VIRGIL... MY DEAR FRIEND'S 13TH BIRTHDAY!!!!!!!!!!!!!
Friday March 14, 2014 9:08 am
Had my lovely young “son” lived he
would be 13 years old today. I miss him terribly! Once, many years
ago I thought God was supposed to give me a son, and even though I
might have misunderstood something I dreamed... in a sense and many
years later He still gave me my little boy.
Even though I loved Virgil and always
tried so hard to be good to him, he still gave to me more than I
could ever have given him. He was just a GREAT little guy and days
when I allow myself to dwell on and just think of him it still tears
my heart out.
Although God answers to no one and I
have so many sins to give account of to Him it probably doesn't seem
right to admit? However, if it's in my heart and He knows my thoughts
then it's not like it's hidden from Him anyway. But I will always
feel like it was Him who made a breach in our relationship: for two
reasons... and one of them has to do with Virgil.
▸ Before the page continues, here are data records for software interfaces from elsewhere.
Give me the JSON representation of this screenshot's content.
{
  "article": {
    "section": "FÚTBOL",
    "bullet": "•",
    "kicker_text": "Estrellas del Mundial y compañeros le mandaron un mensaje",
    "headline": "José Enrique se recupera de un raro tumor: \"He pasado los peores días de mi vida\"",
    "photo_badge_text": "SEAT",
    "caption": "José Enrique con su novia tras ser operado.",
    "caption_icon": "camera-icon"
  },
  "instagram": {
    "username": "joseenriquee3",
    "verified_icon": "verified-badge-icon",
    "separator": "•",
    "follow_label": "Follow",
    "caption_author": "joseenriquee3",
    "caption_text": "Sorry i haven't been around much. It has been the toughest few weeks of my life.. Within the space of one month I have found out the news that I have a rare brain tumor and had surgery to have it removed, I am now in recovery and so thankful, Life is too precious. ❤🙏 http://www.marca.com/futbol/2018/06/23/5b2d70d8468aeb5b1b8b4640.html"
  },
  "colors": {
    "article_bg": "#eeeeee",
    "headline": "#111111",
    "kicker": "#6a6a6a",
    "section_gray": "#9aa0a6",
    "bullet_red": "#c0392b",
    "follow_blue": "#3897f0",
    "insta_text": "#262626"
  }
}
I have always known it is the right of
God to give life... or to take it. Yet, even knowing this I was
desperately heartbroken as I watched Virgil become more and more
sick, and all those months as I watched him being sick I constantly
prayed for his healing. Yet, when I could tell he was in great pain and it no longer looked like he would get well I
used to kiss him on his head goodnight, and then I would pull him
close to me as he slept and I would ask God to “please” just
mercifully take him in his sleep. But, He never did it even though
Virgil was in a lot of pain :( :( :(
Finally when I could no longer stand
seeing him hurting I was the one who had to take him and hold him
tightly against me while the vet ended his life! At least for awhile
I think I hated God for not doing His job and making me raise my own
hand against one of the two friends in my life I count the dearest.
I guess I'm going to stop writing now
because it just makes me angry at God all over again for making me do
what should have only been done by Him.
Anyway, I miss my little boy who was
just the most wonderful, faithful, loving creature God ever gave the
breath of life! I miss you Virgil!!!!!!!!!!!!!